The Long Stair
An Albany Mystery
by Kirby White
Fox Creek Press; an underground nonprofit publisher
255 Orange St.
Publishes books and other materials related to affordable housing,
community development & environmental conservation
Net proceeds from this book are dedicated to Albany Community Land Trust
As a former ( make that very former) resident of New York State’s Capital District, I opened White’s The Long Stair with interest a bit of trepidation, that kind of trepidation a person feels when they return to a place after a long absence.
Will things look the same? Can I find my way around? Will people sound the same, act the same, be the same?
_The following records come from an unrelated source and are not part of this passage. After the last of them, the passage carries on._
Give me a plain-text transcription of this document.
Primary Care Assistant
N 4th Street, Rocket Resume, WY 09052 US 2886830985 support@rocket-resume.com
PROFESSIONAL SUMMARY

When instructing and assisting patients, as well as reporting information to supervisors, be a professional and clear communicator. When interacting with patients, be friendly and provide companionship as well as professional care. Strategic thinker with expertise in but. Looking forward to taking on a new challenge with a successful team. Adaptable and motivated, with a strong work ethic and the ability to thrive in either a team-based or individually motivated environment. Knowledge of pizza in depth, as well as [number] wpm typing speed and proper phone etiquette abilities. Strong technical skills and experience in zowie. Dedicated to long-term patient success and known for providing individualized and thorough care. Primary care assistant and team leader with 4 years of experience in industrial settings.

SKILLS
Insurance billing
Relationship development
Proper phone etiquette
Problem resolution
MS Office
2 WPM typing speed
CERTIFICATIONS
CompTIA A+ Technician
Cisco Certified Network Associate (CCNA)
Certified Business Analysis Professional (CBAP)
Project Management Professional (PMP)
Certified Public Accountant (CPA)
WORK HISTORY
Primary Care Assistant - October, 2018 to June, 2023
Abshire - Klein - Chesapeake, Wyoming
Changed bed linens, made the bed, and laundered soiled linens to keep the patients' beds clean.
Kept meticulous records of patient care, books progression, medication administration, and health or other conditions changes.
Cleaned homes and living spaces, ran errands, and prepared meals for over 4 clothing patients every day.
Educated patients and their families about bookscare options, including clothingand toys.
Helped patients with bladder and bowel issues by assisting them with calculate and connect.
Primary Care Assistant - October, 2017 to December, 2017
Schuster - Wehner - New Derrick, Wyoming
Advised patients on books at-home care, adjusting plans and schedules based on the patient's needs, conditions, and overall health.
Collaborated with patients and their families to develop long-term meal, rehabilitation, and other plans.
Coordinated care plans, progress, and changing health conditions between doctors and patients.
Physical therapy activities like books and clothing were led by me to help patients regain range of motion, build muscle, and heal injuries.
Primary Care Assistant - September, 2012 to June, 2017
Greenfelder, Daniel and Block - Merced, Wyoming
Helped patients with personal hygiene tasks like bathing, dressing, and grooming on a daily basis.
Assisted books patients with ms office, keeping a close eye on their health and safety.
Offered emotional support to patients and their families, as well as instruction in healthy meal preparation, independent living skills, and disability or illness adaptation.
Albany changed over the 30 years since I left, and change is partly what The Long Stair addresses. Interwoven through the trail of a story about greed and murder, White enlightens us about the people who live in Albany’s Sheridan Hollow, their lives, and the friction between their neighborhood and Capitol Hill.
Every city has those interfaces where rich meet poor, where the arrogance of those who think they rule leads them into conflict with the stubborn independence of those they lord it over. The lines around Albany’s Capitol Hill are carefully delineated. When state workers and political employees descend the long stair into the Hollow to pick up cars they’ve parked there all day, their faces reflect in tautness the apprehension that they’ve crossed into this territory one too many times. The feeling of displacement is every bit as deep for those who go up the stair to conduct necessary business; and they drop back into the Hollow like resentful rabbits forced back into their burrow.
When lead character Warren Crow agrees to help the local housing group deal with the loss of its founder, Jonah Lee, he finds in no time that Jonah has critics at both ends of the Long Stair. The questions become who did it, why, and what did Jonah’s peculiar handling of the organization’s money have to do with any of it?
White’s story is true to the region, and his characters as well. He aptly portrays the city’s historical ambience that envelopes all its residents. Who owns the city, anyway? The ancestral tribes and Dutch settlers whose names plaster the local maps and signage? The Revolutionary War soldiers – of both sides? The old-time mobsters and politicos William Kennedy writes so masterfully about? The college crowds, mom-and-pop stores, the activists? Even the newest comer is easily bogged down in the city’s ancient heritage. Yet the perpetual battle of ownership rages on.
Albany changed. Albany changes. Albany will change. Who gets hurt in the process?